Les doses utilisées sont augmentées progressivement pour obtenir une bonne imprégnation androgénique avec la meilleure tolérance possible.

La virilisation observée associe une augmentation de la pilosité du visage et du corps, une modification de la voix qui devient plus grave, une augmentation de la masse musculaire ( surtout si elle est favorisée par de l’exercice physique régulier) , une redistribution abdominale de la masse graisseuse ; il faut également signaler une augmentation de la libido ( désir sexuel) et une augmentation de la taille du clitoris.
Les effets secondaires cliniques les plus fréquents sont l’apparition ou l’aggravation d’une acné , une prise de poids, une augmentation du taux de globules rouges ( polyglobulie ) et plus tardivement une chute des cheveux.

L’hormonothérapie des personnes MtF (Homme > Femme)

Avant la chirurgie la production et/ou l’action de la testostérone doivent être diminuées avec des molécules anti androgéniques ; la plus couramment prescrite est l’acétate de cyprotérone administrée par voie orale ;  les agonistes de la GnRH, administrés par voie injectable, peuvent être également utilisés.

La féminisation est obtenue par les œstrogènes.

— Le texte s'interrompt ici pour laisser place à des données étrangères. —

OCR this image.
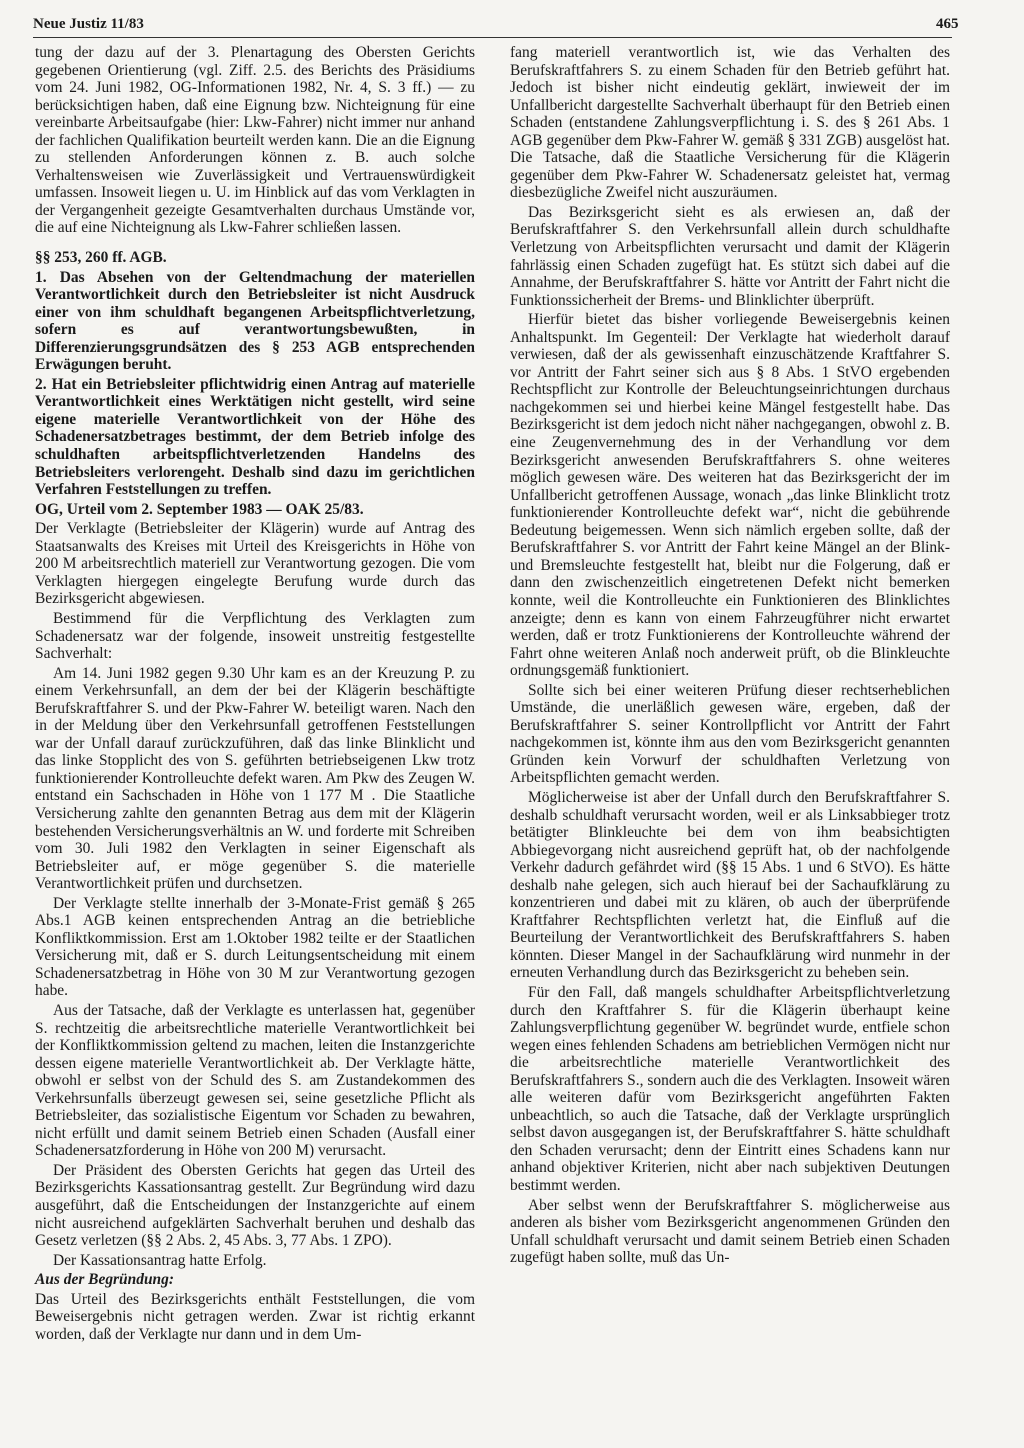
Neue Justiz 11/83	465

tung der dazu auf der 3. Plenartagung des Obersten Gerichts gegebenen Orientierung (vgl. Ziff. 2.5. des Berichts des Präsidiums vom 24. Juni 1982, OG-Informationen 1982, Nr. 4, S. 3 ff.) — zu berücksichtigen haben, daß eine Eignung bzw. Nichteignung für eine vereinbarte Arbeitsaufgabe (hier: Lkw-Fahrer) nicht immer nur anhand der fachlichen Qualifikation beurteilt werden kann. Die an die Eignung zu stellenden Anforderungen können z. B. auch solche Verhaltensweisen wie Zuverlässigkeit und Vertrauenswürdigkeit umfassen. Insoweit liegen u. U. im Hinblick auf das vom Verklagten in der Vergangenheit gezeigte Gesamtverhalten durchaus Umstände vor, die auf eine Nichteignung als Lkw-Fahrer schließen lassen.

§§ 253, 260 ff. AGB.

1. Das Absehen von der Geltendmachung der materiellen Verantwortlichkeit durch den Betriebsleiter ist nicht Ausdruck einer von ihm schuldhaft begangenen Arbeitspflichtverletzung, sofern es auf verantwortungsbewußten, in Differenzierungsgrundsätzen des § 253 AGB entsprechenden Erwägungen beruht.

2. Hat ein Betriebsleiter pflichtwidrig einen Antrag auf materielle Verantwortlichkeit eines Werktätigen nicht gestellt, wird seine eigene materielle Verantwortlichkeit von der Höhe des Schadenersatzbetrages bestimmt, der dem Betrieb infolge des schuldhaften arbeitspflichtverletzenden Handelns des Betriebsleiters verlorengeht. Deshalb sind dazu im gerichtlichen Verfahren Feststellungen zu treffen.

OG, Urteil vom 2. September 1983 — OAK 25/83.

Der Verklagte (Betriebsleiter der Klägerin) wurde auf Antrag des Staatsanwalts des Kreises mit Urteil des Kreisgerichts in Höhe von 200 M arbeitsrechtlich materiell zur Verantwortung gezogen. Die vom Verklagten hiergegen eingelegte Berufung wurde durch das Bezirksgericht abgewiesen.

Bestimmend für die Verpflichtung des Verklagten zum Schadenersatz war der folgende, insoweit unstreitig festgestellte Sachverhalt:

Am 14. Juni 1982 gegen 9.30 Uhr kam es an der Kreuzung P. zu einem Verkehrsunfall, an dem der bei der Klägerin beschäftigte Berufskraftfahrer S. und der Pkw-Fahrer W. beteiligt waren. Nach den in der Meldung über den Verkehrsunfall getroffenen Feststellungen war der Unfall darauf zurückzuführen, daß das linke Blinklicht und das linke Stopplicht des von S. geführten betriebseigenen Lkw trotz funktionierender Kontrolleuchte defekt waren. Am Pkw des Zeugen W. entstand ein Sachschaden in Höhe von 1 177 M . Die Staatliche Versicherung zahlte den genannten Betrag aus dem mit der Klägerin bestehenden Versicherungsverhältnis an W. und forderte mit Schreiben vom 30. Juli 1982 den Verklagten in seiner Eigenschaft als Betriebsleiter auf, er möge gegenüber S. die materielle Verantwortlichkeit prüfen und durchsetzen.

Der Verklagte stellte innerhalb der 3-Monate-Frist gemäß § 265 Abs.1 AGB keinen entsprechenden Antrag an die betriebliche Konfliktkommission. Erst am 1.Oktober 1982 teilte er der Staatlichen Versicherung mit, daß er S. durch Leitungsentscheidung mit einem Schadenersatzbetrag in Höhe von 30 M zur Verantwortung gezogen habe.

Aus der Tatsache, daß der Verklagte es unterlassen hat, gegenüber S. rechtzeitig die arbeitsrechtliche materielle Verantwortlichkeit bei der Konfliktkommission geltend zu machen, leiten die Instanzgerichte dessen eigene materielle Verantwortlichkeit ab. Der Verklagte hätte, obwohl er selbst von der Schuld des S. am Zustandekommen des Verkehrsunfalls überzeugt gewesen sei, seine gesetzliche Pflicht als Betriebsleiter, das sozialistische Eigentum vor Schaden zu bewahren, nicht erfüllt und damit seinem Betrieb einen Schaden (Ausfall einer Schadenersatzforderung in Höhe von 200 M) verursacht.

Der Präsident des Obersten Gerichts hat gegen das Urteil des Bezirksgerichts Kassationsantrag gestellt. Zur Begründung wird dazu ausgeführt, daß die Entscheidungen der Instanzgerichte auf einem nicht ausreichend aufgeklärten Sachverhalt beruhen und deshalb das Gesetz verletzen (§§ 2 Abs. 2, 45 Abs. 3, 77 Abs. 1 ZPO).

Der Kassationsantrag hatte Erfolg.

Aus der Begründung:

Das Urteil des Bezirksgerichts enthält Feststellungen, die vom Beweisergebnis nicht getragen werden. Zwar ist richtig erkannt worden, daß der Verklagte nur dann und in dem Um-

fang materiell verantwortlich ist, wie das Verhalten des Berufskraftfahrers S. zu einem Schaden für den Betrieb geführt hat. Jedoch ist bisher nicht eindeutig geklärt, inwieweit der im Unfallbericht dargestellte Sachverhalt überhaupt für den Betrieb einen Schaden (entstandene Zahlungsverpflichtung i. S. des § 261 Abs. 1 AGB gegenüber dem Pkw-Fahrer W. gemäß § 331 ZGB) ausgelöst hat. Die Tatsache, daß die Staatliche Versicherung für die Klägerin gegenüber dem Pkw-Fahrer W. Schadenersatz geleistet hat, vermag diesbezügliche Zweifel nicht auszuräumen.

Das Bezirksgericht sieht es als erwiesen an, daß der Berufskraftfahrer S. den Verkehrsunfall allein durch schuldhafte Verletzung von Arbeitspflichten verursacht und damit der Klägerin fahrlässig einen Schaden zugefügt hat. Es stützt sich dabei auf die Annahme, der Berufskraftfahrer S. hätte vor Antritt der Fahrt nicht die Funktionssicherheit der Brems- und Blinklichter überprüft.

Hierfür bietet das bisher vorliegende Beweisergebnis keinen Anhaltspunkt. Im Gegenteil: Der Verklagte hat wiederholt darauf verwiesen, daß der als gewissenhaft einzuschätzende Kraftfahrer S. vor Antritt der Fahrt seiner sich aus § 8 Abs. 1 StVO ergebenden Rechtspflicht zur Kontrolle der Beleuchtungseinrichtungen durchaus nachgekommen sei und hierbei keine Mängel festgestellt habe. Das Bezirksgericht ist dem jedoch nicht näher nachgegangen, obwohl z. B. eine Zeugenvernehmung des in der Verhandlung vor dem Bezirksgericht anwesenden Berufskraftfahrers S. ohne weiteres möglich gewesen wäre. Des weiteren hat das Bezirksgericht der im Unfallbericht getroffenen Aussage, wonach „das linke Blinklicht trotz funktionierender Kontrolleuchte defekt war“, nicht die gebührende Bedeutung beigemessen. Wenn sich nämlich ergeben sollte, daß der Berufskraftfahrer S. vor Antritt der Fahrt keine Mängel an der Blink- und Bremsleuchte festgestellt hat, bleibt nur die Folgerung, daß er dann den zwischenzeitlich eingetretenen Defekt nicht bemerken konnte, weil die Kontrolleuchte ein Funktionieren des Blinklichtes anzeigte; denn es kann von einem Fahrzeugführer nicht erwartet werden, daß er trotz Funktionierens der Kontrolleuchte während der Fahrt ohne weiteren Anlaß noch anderweit prüft, ob die Blinkleuchte ordnungsgemäß funktioniert.

Sollte sich bei einer weiteren Prüfung dieser rechtserheblichen Umstände, die unerläßlich gewesen wäre, ergeben, daß der Berufskraftfahrer S. seiner Kontrollpflicht vor Antritt der Fahrt nachgekommen ist, könnte ihm aus den vom Bezirksgericht genannten Gründen kein Vorwurf der schuldhaften Verletzung von Arbeitspflichten gemacht werden.

Möglicherweise ist aber der Unfall durch den Berufskraftfahrer S. deshalb schuldhaft verursacht worden, weil er als Linksabbieger trotz betätigter Blinkleuchte bei dem von ihm beabsichtigten Abbiegevorgang nicht ausreichend geprüft hat, ob der nachfolgende Verkehr dadurch gefährdet wird (§§ 15 Abs. 1 und 6 StVO). Es hätte deshalb nahe gelegen, sich auch hierauf bei der Sachaufklärung zu konzentrieren und dabei mit zu klären, ob auch der überprüfende Kraftfahrer Rechtspflichten verletzt hat, die Einfluß auf die Beurteilung der Verantwortlichkeit des Berufskraftfahrers S. haben könnten. Dieser Mangel in der Sachaufklärung wird nunmehr in der erneuten Verhandlung durch das Bezirksgericht zu beheben sein.

Für den Fall, daß mangels schuldhafter Arbeitspflichtverletzung durch den Kraftfahrer S. für die Klägerin überhaupt keine Zahlungsverpflichtung gegenüber W. begründet wurde, entfiele schon wegen eines fehlenden Schadens am betrieblichen Vermögen nicht nur die arbeitsrechtliche materielle Verantwortlichkeit des Berufskraftfahrers S., sondern auch die des Verklagten. Insoweit wären alle weiteren dafür vom Bezirksgericht angeführten Fakten unbeachtlich, so auch die Tatsache, daß der Verklagte ursprünglich selbst davon ausgegangen ist, der Berufskraftfahrer S. hätte schuldhaft den Schaden verursacht; denn der Eintritt eines Schadens kann nur anhand objektiver Kriterien, nicht aber nach subjektiven Deutungen bestimmt werden.

Aber selbst wenn der Berufskraftfahrer S. möglicherweise aus anderen als bisher vom Bezirksgericht angenommenen Gründen den Unfall schuldhaft verursacht und damit seinem Betrieb einen Schaden zugefügt haben sollte, muß das Un-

  • En raison du risque accru d’accidents thromboemboliques (phlébites, embolies pulmonaires) l’éthinyl-estradiol n’est pas utilisé.
  • Le 17 b œstradiol  oral est prescrit chez les sujets jeunes sans risque cardiovasculaire identifié.
  • L’œstradiol par voie  transdermique (gel, patch) est  prescrit chez les sujets plus âgés ou s’il existe des facteurs de risque cardiovasculaires ou des maladies nécessitant une adaptation de l’œstrogénothérapie  sans cependant  de contre indication.


Il est essentiel de respecter la posologie prescrite car le risque d’effets indésirables augmente avec le dosage.

Les effets combinés des antiandrogènes et des oestrogènes associent un développement mammaire qui reste souvent modéré, un diminution progressive de la pilosité ( qui nécessite fréquemment un  traitement complémentaire par laser) , une baisse de la libido ( désir sexuel ) , une diminution voire un arrêt des érections spontanées ; une redistribution plutôt gynoïde (fesses, hanches) de la graisse et une légère diminution de la masse musculaire avec parfois une prise de poids sont  constatées de même qu’une modification de la peau qui devient moins grasse, plus fine. Le traitement a également un effet sur la chute des cheveux qui est ralentie.